Given so much is still unknown regarding the mechanism of LD biogenesis, we can only speculate on the functions of sterols in neutral lipid storage in plants. Like DAG, sterols are non-bilayer, conical lipids with a small polar head group and a large hydrophobic body. When present in the biological membranes, sterols induce lipid packing defects, increase membrane surface tension and alter other aspects of membrane properties in a similar way as DAG does41,42. In addition, the presence of sterols has been shown to greatly amplify the membrane perturbing effects of DAG43. DAG has been suggested as one of the key lipids in regulating membrane biophysical properties and hence initial oil lens formation as well as LD budding18,44,45. Therefore, it is possible that sterols, either acting alone or synergistically with DAG, are involved in regulating membrane properties necessary for LD formation. Indeed, a recent study has shown that cholesterol promotes LD initiation and the packaging of TAGs into LDs45. In addition to its roles in the early steps of LD biogenesis, DAG has been shown to be important for protein targeting to LDs46, likely via its ability to induce local phospholipid packing defects on LD surface which function as membrane docking sites for some of LD-associated proteins44. Free sterols are known to be amply present in the LD phospholipid monolayer47,48. Therefore, the second possible scenario is that deficiency in sterols impairs the ability of LD monolayer surface lipids to induce lipid packing defects and hence the recruitment of LD-associated proteins necessary for LD initiation, budding, growth, and protection. In line with this, sterols have been shown to affect the physical properties of the LD surface and hence the targeting of TAG-synthesizing enzymes to LDs in mammals49. The third possibility is that deficiency in sterols impairs the ability of ER membranes to generate sterol-rich microdomains necessary for LD biogenesis. In support, there is ample evidence that LDs are formed at discrete sites of the ER17,18,44. In addition, sterol-rich ER domains have been implicated in LD biogenesis10,11 and the synthesis of neutral and membrane lipids9. In mammalian cells, disruption of lipid microdomains enriched in cholesterol inhibits LD formation11.

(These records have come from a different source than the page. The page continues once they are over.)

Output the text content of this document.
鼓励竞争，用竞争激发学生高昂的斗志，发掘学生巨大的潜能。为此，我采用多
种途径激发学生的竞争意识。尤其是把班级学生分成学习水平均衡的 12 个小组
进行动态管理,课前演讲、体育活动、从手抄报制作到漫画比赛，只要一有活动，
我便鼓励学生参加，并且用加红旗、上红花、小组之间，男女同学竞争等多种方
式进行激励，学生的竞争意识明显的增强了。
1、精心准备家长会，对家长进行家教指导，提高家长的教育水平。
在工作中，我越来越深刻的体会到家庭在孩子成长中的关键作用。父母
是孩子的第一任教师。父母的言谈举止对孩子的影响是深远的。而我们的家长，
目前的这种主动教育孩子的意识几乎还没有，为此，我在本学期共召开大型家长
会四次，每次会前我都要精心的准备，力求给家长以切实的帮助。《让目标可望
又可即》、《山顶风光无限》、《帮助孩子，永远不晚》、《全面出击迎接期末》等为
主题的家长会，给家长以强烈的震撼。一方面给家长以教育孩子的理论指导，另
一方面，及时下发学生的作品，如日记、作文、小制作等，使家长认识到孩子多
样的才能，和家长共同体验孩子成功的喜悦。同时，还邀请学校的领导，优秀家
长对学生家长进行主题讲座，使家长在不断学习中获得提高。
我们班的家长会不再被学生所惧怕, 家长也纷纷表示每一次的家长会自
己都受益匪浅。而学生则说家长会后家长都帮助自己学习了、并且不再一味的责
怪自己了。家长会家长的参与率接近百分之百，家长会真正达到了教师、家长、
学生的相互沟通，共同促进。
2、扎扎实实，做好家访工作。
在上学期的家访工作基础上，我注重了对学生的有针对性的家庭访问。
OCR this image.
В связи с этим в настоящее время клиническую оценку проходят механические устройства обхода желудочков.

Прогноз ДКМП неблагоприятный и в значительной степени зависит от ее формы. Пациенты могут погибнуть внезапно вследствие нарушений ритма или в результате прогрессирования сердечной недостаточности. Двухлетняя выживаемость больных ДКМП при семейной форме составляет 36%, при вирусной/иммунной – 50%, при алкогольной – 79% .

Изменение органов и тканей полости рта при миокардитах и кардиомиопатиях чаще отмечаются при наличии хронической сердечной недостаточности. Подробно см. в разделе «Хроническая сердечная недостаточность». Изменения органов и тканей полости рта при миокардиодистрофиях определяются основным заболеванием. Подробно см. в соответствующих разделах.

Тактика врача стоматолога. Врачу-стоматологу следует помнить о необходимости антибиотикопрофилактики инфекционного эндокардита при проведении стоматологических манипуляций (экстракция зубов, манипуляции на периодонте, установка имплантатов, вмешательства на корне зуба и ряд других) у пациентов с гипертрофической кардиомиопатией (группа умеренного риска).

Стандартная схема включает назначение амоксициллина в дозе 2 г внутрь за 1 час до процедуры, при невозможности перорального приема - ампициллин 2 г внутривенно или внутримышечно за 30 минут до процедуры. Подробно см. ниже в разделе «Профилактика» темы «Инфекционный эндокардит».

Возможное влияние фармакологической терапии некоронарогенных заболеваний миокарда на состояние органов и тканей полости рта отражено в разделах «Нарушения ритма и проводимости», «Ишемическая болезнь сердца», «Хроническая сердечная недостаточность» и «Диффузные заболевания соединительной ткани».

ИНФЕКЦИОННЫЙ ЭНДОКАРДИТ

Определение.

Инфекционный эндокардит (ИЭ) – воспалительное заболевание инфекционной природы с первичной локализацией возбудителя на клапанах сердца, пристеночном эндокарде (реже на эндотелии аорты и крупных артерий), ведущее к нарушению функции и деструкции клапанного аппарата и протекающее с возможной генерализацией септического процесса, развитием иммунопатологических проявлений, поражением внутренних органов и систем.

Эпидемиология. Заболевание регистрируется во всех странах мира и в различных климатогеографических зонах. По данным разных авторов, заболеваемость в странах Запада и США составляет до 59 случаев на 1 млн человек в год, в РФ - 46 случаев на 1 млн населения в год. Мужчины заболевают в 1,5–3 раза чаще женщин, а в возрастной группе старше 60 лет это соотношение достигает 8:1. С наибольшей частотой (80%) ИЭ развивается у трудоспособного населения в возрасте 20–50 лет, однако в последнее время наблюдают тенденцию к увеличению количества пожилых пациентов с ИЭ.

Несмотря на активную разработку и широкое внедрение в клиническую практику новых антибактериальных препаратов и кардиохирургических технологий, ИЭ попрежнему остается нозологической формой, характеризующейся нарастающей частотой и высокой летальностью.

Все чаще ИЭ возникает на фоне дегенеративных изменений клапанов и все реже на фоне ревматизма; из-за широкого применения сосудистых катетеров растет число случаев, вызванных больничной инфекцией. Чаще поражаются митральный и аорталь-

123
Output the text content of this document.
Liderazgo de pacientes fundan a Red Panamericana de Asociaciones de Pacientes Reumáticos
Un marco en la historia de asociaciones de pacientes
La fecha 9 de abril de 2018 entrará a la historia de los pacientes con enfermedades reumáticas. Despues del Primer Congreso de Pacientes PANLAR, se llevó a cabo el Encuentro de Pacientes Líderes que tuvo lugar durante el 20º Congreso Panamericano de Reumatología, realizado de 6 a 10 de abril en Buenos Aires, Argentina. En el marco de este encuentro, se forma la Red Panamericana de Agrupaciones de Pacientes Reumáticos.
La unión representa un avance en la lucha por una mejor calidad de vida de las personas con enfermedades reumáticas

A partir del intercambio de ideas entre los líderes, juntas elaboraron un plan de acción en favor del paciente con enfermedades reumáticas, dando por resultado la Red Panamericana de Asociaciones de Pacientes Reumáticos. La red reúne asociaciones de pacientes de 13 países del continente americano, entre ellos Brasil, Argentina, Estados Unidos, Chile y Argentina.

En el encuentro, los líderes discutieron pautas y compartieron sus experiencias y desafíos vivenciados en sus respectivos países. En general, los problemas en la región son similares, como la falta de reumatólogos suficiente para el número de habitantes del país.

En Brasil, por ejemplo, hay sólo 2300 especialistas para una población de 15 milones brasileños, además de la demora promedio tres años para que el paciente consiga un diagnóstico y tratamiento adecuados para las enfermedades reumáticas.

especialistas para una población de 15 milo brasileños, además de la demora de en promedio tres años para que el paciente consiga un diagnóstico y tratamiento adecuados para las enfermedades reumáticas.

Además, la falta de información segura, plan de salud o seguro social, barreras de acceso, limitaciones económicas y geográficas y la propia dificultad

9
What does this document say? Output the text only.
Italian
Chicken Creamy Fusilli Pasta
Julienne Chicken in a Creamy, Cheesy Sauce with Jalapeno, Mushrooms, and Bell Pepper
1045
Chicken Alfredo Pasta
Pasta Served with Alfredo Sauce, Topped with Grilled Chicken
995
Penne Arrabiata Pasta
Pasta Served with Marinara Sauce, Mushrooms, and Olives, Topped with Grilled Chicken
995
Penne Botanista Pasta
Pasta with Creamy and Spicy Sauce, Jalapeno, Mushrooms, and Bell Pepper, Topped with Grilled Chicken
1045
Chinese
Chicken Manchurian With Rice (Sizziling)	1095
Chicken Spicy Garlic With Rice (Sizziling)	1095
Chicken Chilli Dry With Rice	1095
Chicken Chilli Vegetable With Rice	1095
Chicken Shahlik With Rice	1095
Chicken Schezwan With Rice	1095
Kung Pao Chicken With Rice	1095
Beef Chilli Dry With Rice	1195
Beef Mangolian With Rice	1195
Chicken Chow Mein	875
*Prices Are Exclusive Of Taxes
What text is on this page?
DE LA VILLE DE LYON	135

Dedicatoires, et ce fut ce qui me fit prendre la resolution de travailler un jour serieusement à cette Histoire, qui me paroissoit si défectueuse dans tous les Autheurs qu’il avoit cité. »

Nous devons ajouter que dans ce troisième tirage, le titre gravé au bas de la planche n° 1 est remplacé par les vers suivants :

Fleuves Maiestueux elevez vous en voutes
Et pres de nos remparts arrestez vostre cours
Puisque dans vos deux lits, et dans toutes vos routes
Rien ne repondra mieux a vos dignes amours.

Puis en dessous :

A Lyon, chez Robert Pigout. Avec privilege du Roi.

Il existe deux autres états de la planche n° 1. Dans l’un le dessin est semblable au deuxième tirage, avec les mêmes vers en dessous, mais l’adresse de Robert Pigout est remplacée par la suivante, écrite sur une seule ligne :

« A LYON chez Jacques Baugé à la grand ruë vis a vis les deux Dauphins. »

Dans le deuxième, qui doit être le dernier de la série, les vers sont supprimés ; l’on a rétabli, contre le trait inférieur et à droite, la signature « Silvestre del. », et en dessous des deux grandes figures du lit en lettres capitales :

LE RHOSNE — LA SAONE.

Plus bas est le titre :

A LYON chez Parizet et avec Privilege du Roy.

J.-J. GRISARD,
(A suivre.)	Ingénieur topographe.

The most important structural determinants of sterols in modulating membrane properties and domain organization are the presence of a side chain of 8 to 10 carbon length at position C-17, a hydroxyl group at position C-3, and a ∆5 double bond between carbon atoms C-5 and C-6 in the tetracyclic ring50,51,52. In particular, it has been shown that the ∆5 double bond is required for the preferential interaction of sterols with saturated phospholipids and this interaction serves as a driving force for the formation of membrane microdomains53,54,55. Importantly, a shift of the double bond position or introduction of a second double bond in the tetracyclic ring changes the membrane domain forming properties of the sterols56,57 and renders sterols far less effective in mediating the sterol-phospholipid interaction50. The importance of the ∆5-sterols in regulating membrane properties and hence LD biogenesis is clearly illustrated in dwf5 and dwf7 mutants, which accumulate unusual sterols at the expense of ∆5-sterols and are severely defective in LD formation. On the other hand, disruption of DWF1 causes drastic decreases in sitosterol and campesterol with concomitant increases in isofucosterol and 24-methylenecholesterol but no significant effects on total ∆5-sterol content and LD formation. These results suggest that isofucosterol and 24-methylenecholesterol are functionally interchangeable with sitosterol and campesterol, respectively in LD biogenesis in plants. In fact, isofucosterol and 24-methylenecholesterol differ structurally from sitosterol and campesterol only by a single double bond at C-24 of the side chains and the key structural features required for optimal interaction with phospholipids are present in both types of sterols.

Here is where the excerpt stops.